How was your collaboration with director Shekhar Kapur?
It was great. You know, he’s such an old pro. He’s brilliant at strong female leads. He’s really, really good at getting to the heart of the story and making it about something else beyond the laughs. It was interesting for him, I think, because he’d never done a comedy before. I think he gave the script and the story a profundity and a truth that we might not have gotten if it had been a more broadly comedic director.
Any lessons learned with this film that you’ll take with you to the next?
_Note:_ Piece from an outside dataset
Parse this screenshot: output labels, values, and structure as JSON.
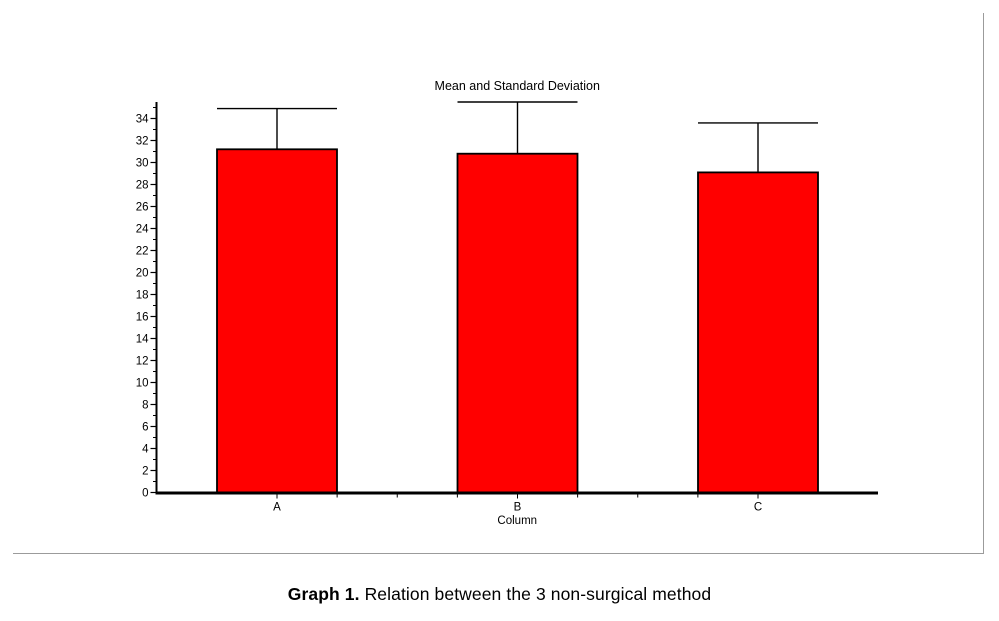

I learned the start-to-finish process, from getting it cast to being involved in the edit. I got so much experience because I was given the opportunity to be that close to the actual process, and you don’t always get that as a producer. It was a really collaborative team, a really collaborative process, and so I learned a huge amount. The main thing, I think, is that the edit teaches you a lot about screenwriting. I think it teaches you what you need that you haven’t put into the script and what you don’t need that you have put in. I think this experience will really inform the next thing that I write.
What’s Love Got to Do With It? is now in theaters.